Abstract

Remote sensing data is a cheap form of surficial geoscientific data, and in terms of veracity, velocity and volume, can sometimes be considered big data. Its spatial and spectral resolution continues to improve over time, and some modern satellites, such as the Copernicus Programme's Sentinel-2 remote sensing satellites, offer a spatial resolution of 10 m across many of their spectral bands. The abundance and quality of remote sensing data combined with accumulated primary geochemical data has provided an unprecedented opportunity to inferentially invert remote sensing data into geochemical data. The ability to derive geochemical data from remote sensing data would provide a form of secondary big geochemical data, which can be used for numerous downstream activities, particularly where data timeliness, volume and velocity are important.

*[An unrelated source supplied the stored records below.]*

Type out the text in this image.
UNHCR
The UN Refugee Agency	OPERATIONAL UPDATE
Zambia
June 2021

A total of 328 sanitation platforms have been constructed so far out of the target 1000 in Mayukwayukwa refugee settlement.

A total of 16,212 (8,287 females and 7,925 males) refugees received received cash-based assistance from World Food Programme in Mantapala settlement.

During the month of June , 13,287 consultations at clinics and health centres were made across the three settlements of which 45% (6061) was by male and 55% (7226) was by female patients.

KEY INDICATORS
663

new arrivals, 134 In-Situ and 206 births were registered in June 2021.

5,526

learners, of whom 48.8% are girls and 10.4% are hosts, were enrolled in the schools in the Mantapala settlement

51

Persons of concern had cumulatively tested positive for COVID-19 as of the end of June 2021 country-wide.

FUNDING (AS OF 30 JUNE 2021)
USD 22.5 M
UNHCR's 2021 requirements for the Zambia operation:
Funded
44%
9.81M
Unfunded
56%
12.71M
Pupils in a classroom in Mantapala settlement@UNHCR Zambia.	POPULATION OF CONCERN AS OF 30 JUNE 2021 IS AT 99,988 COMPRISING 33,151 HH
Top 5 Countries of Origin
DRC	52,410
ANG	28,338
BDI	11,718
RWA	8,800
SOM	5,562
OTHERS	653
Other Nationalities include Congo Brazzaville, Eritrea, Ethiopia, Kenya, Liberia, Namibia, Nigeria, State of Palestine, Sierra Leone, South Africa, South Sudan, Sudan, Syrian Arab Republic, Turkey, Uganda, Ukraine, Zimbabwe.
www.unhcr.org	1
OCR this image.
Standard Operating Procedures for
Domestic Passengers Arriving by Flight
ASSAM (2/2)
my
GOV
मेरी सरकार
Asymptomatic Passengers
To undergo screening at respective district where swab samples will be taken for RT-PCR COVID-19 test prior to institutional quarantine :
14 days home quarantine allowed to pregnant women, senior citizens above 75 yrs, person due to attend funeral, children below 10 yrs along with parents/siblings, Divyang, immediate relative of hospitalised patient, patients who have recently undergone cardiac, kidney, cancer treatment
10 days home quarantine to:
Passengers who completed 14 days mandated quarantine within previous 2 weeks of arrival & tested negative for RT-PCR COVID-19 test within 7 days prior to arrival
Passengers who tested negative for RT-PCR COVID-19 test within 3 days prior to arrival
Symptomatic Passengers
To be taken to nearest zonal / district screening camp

Major benefactors of secondary geochemical data would be environmental monitoring and applications of artificial intelligence and machine learning in geochemistry, which currently entirely relies on manually derived data that is primarily guided by scientific reduction. Furthermore, it permits the usage of well-established data analysis techniques from geochemistry to remote sensing that allows useable insights to be extracted beyond those typically associated with strictly remote sensing data analysis. Currently, no generally applicable and systematic method to derive chemical elemental concentrations from large-scale remote sensing data have been documented in geosciences. In this paper, we demonstrate that fusing geostatistically-augmented geochemical and remote sensing data produces an abundance of data that enables a more generalized machine learning-based geochemical data generation. We use gold grade data from a South African tailing storage facility (TSF) and data from both the Landsat-8 and Sentinel remote sensing satellites. We show that various machine learning algorithms can be used given the abundance of training data. Consequently, we are able to produce a high resolution (10 m grid size) gold concentration map of the TSF, which demonstrates the potential of our method to be used to guide extraction planning, online resource exploration, environmental monitoring and resource estimation.